Hydrogen is the lightest and most basic element known to man. With its simple structure consist of only one proton and one electron, it is one of the major ingredient of all hydrocarbon-based fuels. By studying the response of hydrogen with respect to magnetic field and the associated increase of energy output, much can be learned and applied to other related fuels. In the oxidation/combustion of hydrocarbon fuels (fossil fuels), it is the outer shell of the hydrogen that is combusted first.
Hydrogen, the first element of the chemical periodic chart, has the atomic number 1 and the atomic weight 1.0079. Since it possesses only one electron, it has the valence of positive 1. Even though hydrogen is the simplest of all elements, it possesses two distinctive forms: ortho-hydrogen and para-hydrogen. To secure conversion of para to ortho state, it is necessary to change the energy of interaction between nuclear spins. One of the methods is to apply strong magnetic field to the fuel. The molecules of the two gases, para and ortho-hydrogen differ in the relative orientation of the nuclear spins of the two protons. In para molecules the spins of the protons are anti-parallel, while in the ortho molecule the spins are parallel. The para molecules occupy the even rotational levels, and the ortho molecules occupy the odd levels.
The orientations of the spins have a pronounced effect on the behavior of the molecule.
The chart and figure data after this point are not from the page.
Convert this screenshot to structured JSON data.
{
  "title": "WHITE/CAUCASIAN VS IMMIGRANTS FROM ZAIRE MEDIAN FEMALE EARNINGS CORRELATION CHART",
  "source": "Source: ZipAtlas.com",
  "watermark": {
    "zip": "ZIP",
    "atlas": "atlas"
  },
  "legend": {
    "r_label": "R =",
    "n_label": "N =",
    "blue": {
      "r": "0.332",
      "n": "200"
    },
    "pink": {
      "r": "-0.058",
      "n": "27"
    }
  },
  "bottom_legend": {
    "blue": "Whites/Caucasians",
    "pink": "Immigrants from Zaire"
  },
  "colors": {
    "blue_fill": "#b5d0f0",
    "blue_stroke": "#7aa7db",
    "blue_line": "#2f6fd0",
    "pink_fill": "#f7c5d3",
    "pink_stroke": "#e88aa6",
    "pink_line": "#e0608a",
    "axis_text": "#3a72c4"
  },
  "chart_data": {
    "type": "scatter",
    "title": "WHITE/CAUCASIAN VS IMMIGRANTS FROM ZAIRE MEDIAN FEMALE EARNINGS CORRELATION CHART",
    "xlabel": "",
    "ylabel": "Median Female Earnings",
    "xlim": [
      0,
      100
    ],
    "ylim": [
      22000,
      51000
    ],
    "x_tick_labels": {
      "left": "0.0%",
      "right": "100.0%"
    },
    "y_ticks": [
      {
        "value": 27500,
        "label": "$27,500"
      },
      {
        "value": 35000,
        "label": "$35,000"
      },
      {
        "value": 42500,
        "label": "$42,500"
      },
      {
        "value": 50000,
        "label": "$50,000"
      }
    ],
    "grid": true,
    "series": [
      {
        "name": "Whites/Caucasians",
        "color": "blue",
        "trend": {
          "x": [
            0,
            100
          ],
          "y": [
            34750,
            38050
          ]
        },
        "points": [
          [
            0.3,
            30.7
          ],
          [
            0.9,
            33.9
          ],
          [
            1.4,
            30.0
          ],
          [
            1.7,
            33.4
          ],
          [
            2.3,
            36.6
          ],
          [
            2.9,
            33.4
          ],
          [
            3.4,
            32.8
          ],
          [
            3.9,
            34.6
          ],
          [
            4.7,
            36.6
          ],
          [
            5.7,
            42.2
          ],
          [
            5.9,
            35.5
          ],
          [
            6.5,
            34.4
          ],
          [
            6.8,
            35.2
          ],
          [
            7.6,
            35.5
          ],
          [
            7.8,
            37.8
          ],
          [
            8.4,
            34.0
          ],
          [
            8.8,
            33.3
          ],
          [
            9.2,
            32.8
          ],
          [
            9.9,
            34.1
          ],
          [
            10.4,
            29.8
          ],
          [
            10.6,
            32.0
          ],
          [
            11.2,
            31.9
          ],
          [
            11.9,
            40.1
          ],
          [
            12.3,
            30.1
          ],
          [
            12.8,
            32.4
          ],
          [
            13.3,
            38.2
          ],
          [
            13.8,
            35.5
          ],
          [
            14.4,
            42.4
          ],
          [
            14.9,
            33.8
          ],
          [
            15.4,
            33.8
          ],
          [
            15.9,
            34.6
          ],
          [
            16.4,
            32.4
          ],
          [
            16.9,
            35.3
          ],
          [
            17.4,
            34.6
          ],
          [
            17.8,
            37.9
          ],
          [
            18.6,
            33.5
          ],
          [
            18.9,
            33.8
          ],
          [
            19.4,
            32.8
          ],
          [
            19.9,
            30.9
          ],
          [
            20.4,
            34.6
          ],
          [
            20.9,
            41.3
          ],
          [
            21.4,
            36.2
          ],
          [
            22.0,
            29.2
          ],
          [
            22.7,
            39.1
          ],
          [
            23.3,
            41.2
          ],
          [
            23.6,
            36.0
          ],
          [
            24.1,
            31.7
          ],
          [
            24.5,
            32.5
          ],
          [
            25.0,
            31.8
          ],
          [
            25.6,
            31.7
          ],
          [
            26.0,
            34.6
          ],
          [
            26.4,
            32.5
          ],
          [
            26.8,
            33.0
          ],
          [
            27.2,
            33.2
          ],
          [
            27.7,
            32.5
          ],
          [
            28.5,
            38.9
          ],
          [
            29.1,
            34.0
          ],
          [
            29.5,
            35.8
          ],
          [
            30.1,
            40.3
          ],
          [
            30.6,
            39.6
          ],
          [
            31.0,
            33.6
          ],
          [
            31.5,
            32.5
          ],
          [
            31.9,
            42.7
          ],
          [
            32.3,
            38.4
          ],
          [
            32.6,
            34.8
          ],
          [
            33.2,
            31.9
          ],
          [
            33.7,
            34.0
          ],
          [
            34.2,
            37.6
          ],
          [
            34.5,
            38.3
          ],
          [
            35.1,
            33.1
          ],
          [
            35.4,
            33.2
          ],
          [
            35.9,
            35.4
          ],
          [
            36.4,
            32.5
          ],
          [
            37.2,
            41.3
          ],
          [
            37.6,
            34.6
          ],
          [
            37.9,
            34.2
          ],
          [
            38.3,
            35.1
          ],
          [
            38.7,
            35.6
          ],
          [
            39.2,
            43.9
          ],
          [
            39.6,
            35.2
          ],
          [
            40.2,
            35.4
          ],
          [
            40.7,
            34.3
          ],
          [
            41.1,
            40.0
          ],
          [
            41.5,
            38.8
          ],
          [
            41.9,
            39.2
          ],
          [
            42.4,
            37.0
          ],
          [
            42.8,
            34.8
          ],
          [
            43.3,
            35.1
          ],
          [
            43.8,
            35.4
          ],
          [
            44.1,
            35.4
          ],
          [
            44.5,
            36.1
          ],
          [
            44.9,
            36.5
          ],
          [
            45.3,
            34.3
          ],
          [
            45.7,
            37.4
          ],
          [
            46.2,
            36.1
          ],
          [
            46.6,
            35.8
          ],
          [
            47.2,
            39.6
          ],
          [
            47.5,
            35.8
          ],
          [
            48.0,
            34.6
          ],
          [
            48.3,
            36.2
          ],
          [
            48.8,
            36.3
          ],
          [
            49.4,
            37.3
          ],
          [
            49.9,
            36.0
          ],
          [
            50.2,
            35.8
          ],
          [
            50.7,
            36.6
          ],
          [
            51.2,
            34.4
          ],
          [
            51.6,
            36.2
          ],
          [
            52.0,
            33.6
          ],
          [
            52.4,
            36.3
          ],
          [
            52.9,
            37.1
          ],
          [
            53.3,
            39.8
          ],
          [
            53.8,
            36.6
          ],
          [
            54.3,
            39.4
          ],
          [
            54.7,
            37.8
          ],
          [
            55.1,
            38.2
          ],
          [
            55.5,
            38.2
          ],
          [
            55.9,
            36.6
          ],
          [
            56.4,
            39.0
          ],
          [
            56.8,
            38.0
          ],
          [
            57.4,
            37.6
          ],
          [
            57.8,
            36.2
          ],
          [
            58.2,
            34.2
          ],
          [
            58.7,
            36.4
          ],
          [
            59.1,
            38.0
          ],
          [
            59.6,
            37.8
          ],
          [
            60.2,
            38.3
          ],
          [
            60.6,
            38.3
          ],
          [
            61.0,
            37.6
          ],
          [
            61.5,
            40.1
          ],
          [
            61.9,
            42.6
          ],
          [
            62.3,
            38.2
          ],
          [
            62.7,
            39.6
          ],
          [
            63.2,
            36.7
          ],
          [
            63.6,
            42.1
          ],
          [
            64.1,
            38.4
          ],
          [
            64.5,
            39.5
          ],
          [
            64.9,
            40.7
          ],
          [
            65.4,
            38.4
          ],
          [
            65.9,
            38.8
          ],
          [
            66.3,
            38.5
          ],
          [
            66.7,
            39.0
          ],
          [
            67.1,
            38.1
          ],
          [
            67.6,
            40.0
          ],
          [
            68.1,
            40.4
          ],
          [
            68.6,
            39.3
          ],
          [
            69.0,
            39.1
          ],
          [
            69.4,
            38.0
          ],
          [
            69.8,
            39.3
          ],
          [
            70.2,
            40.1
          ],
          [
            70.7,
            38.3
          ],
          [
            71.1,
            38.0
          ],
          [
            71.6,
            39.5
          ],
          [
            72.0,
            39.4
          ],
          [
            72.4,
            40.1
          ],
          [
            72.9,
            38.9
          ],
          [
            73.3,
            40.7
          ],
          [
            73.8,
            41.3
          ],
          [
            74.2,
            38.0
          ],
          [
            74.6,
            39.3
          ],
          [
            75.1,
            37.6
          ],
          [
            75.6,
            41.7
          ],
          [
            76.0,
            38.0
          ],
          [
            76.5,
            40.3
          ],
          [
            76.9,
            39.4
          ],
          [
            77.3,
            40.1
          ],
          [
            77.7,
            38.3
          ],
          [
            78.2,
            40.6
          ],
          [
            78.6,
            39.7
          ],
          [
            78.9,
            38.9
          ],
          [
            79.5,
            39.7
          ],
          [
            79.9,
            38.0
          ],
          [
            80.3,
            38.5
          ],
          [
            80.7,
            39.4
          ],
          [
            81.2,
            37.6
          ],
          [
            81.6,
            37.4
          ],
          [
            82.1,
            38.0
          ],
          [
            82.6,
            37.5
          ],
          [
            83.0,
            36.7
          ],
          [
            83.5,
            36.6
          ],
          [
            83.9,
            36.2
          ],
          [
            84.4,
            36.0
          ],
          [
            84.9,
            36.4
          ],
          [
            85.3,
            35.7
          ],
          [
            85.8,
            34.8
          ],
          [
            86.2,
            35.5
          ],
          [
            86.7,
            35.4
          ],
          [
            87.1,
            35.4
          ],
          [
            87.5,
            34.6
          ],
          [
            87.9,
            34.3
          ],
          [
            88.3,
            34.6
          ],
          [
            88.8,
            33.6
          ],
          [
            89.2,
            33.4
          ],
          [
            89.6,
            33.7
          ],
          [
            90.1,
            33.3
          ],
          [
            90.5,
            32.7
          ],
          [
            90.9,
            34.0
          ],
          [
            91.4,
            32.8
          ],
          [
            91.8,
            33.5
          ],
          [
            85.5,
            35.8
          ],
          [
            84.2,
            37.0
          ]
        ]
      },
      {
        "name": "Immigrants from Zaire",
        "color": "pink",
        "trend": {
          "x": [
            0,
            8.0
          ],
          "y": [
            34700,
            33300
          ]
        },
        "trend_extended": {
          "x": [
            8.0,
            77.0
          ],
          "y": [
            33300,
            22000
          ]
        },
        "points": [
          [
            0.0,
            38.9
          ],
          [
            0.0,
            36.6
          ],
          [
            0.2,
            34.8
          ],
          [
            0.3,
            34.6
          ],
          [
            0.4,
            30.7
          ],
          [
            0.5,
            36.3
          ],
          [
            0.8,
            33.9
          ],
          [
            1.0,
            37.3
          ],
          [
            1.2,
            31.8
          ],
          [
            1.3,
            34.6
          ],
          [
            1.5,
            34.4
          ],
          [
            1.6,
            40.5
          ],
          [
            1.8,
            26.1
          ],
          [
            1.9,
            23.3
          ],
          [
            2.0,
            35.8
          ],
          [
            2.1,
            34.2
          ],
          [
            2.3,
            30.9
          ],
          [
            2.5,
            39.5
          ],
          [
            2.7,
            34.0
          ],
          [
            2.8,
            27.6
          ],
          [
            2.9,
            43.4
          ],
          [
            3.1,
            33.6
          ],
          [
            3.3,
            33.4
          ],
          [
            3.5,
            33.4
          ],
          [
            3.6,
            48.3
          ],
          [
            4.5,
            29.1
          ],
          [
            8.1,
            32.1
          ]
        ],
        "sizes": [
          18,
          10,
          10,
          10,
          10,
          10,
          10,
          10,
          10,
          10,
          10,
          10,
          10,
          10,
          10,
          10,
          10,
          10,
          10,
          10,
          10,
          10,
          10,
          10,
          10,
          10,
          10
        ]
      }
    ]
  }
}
In fact, ortho-hydrogen is unstable and more reactive than its para-hydrogen counterpart. The liquid hydrogen fuel that is used to power the space shuttle is stored in the para-hydrogen form, which is less volatile to prevent incidents. On the other hand it’s more beneficent to have automotive fuel in ortho state that is more reactive. DFM was design to change fuel properties into ortho state. By delivering more dynamic fuel into combustion chamber we are now attracting more air into combustion process. Moreover, clustered fuel molecules under influence of strong magnetic charge will be broken into smaller components and will have better bonding abilities with oxygen molecules.
In 1952, Felix Bloch and Edward Mills Purcell were jointly awarded a Nobel prize for their work on magnetic fields on solid, liquid and gas substances. The theory behind using a powerful magnetic field to improve fuel burn in combustion engines is nothing new. The use of magnetic fields to improve the performance of combustion was reported as early as the 1940s. The U.S. Air Force used a device on their Mustang aircraft which allowed greater range and better performance from poor quality fuels. This proved very successful, and was subsequently used by the Royal Air Force on Spitfire and Hurricane aircrafts. The devices used back then were very heavy and cumbersome as they had to use electromagnetism to produce the required strength of magnetic field. But now, with the advent of new neodymium super magnets, even more powerful magnetic fields can be generated by units little larger than a matchbox.
The theory behind the principle is that when a very powerful magnetic field is applied directly to a fuel supply line, it conditions the fuel in such a way that it combines more readily with the oxygen in the air and thus burns more completely when combusted. This enhanced burn produces more power from the same given volume of fuel and exhausts far less pollutants, as the major part of the exhaust pollution consists of the un-burnt fuel particulates. This can be easily and quickly demonstrated using standard emissions testing equipment.